Sam Olstein, GE’s Global Director of Innovation, has said the company is excited by the potential of the platform, “The disappearing nature of its content encourages repeat usage and provides us with a unique way to celebrate invention with an expanding community of young fans.”
The GE example shows that Snapchat is an ideal place to cultivate brand awareness with its young user-base. Since 18-24-year-olds are not the typical target audience of most B2B brands Snapchat users are most likely not your current consumers, but they may be your future customers. So if you are looking to play a long game, this may be the network for you.
Wait it Out
Snapchat is a fairly new social network with a young audience, as the network matures and becomes mainstream the user-base will naturally and gradually develop. Just as YouTube has evolved over the years from pure user-created entertainment to a mix of educational content, vlogger style content and big brand content, Snapchat will naturally become something more than what it is today.
There is tremendous potential for this network to evolve into something more appropriate for B2B companies. B2B companies who invest in creating stories and producing quality content will be primed to take advantage of this network once it has matured a little. Keep a close on it, though, if you wait too long to get in the game the noise level will be too high to make an impact.
Getting Your Brand Started on Snapchat
Before you take the plunge and spend a lot of time and effort into creating a brand presence on Snapchat, there are a few things you need to take into account. Do not jump into the deep end of the Snapchat pool before learning to swim!
Step 1. Do some market research
Are other companies in your industry on Snapchat? If they are, what are they doing? Get a sense of what others are doing before you set up your strategy.
Step 2. Ask yourself what success looks like
The main question to ask is why are you on Snapchat. Is your goal brand awareness, lead generation, or something else? What metrics will you be using to track this goal?
Step 3. Be prepared for frequent posting
This network is not for companies who are light on content. Users like to get notifications often, so you need to be ready in advance with appropriate content scheduled to post every couple of days.
Step 4. Promote your Snapchat on other networks
If you have been using Twitter lately (and you should be), then I’m sure you’ve noticed a rising number of Snapchat style profile photos.
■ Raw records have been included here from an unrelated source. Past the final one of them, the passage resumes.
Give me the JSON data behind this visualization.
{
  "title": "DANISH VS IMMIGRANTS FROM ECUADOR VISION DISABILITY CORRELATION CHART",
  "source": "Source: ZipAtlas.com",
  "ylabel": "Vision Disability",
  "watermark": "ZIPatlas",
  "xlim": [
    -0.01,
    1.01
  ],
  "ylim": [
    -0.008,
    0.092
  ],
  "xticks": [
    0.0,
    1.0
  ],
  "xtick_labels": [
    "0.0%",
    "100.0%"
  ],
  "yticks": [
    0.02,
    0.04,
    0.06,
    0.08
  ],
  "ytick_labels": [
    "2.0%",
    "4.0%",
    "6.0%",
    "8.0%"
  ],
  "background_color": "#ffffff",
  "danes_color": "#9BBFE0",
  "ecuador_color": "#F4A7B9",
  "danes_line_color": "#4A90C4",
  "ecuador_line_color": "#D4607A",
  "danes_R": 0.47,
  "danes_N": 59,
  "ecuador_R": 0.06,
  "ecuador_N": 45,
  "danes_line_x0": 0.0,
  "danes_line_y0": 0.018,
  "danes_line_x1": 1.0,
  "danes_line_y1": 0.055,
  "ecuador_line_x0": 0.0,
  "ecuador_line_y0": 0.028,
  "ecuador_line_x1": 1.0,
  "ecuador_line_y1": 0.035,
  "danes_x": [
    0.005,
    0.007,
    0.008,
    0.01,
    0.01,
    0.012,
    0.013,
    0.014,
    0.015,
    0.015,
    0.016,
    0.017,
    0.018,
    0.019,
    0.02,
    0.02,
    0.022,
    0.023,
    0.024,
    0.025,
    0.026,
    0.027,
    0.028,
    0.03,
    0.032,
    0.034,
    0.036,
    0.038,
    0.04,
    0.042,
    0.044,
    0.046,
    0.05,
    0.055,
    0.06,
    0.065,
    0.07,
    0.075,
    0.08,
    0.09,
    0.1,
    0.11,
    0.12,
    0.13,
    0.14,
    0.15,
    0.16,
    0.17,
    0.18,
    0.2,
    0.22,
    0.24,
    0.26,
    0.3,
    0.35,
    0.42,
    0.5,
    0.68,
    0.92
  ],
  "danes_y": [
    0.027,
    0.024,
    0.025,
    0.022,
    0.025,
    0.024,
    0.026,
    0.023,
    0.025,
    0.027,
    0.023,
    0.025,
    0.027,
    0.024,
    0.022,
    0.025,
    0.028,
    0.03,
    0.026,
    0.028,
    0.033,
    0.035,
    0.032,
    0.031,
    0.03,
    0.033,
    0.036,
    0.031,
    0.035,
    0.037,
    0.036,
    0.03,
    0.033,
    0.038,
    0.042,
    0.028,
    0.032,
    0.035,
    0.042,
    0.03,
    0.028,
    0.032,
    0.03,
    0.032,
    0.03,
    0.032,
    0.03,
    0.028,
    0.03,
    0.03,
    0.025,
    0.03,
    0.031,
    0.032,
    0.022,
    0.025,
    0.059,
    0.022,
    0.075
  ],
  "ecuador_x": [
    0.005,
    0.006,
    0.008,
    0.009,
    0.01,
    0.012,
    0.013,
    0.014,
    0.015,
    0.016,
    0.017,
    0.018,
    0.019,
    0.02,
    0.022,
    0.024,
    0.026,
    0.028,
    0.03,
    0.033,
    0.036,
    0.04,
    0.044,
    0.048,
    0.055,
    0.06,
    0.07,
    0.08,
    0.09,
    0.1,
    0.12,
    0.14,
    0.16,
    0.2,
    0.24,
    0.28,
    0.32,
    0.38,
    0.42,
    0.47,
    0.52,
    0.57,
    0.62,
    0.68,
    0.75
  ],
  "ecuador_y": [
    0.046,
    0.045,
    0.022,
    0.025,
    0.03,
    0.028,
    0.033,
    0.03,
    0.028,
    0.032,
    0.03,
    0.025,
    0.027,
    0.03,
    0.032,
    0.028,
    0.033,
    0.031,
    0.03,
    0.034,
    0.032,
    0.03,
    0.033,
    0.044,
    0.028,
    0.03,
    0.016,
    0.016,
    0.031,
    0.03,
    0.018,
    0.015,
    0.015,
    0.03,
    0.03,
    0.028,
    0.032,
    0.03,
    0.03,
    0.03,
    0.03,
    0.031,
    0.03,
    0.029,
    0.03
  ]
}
This is one way companies are promoting their presence on the new network. You can also post specific updates letting followers know to follow you there as well. Be creative with these and let people know they will get a different experience on Snapchat.
Step 5. Be willing to experiment
Since Snapchat is still in it’s early days, there is no tried and true way to use it. Test things out and measure the results. Look at other users and other companies for inspiration. Poll the younger employees in your organization and see who’s using Snapchat already and what they look for when following a brand or company.
Snapchat will not be the right social network or a good investment for many B2B businesses. Every business appeals to a unique demographic, has a unique brand personality, and may not have the budget to include more experiential marketing strategies.
If your brand has a cutting-edge personality or appeals to a younger audience and you’ve already taken the time to establish a strong presence on other platforms, then Snapchat could be your next logical step.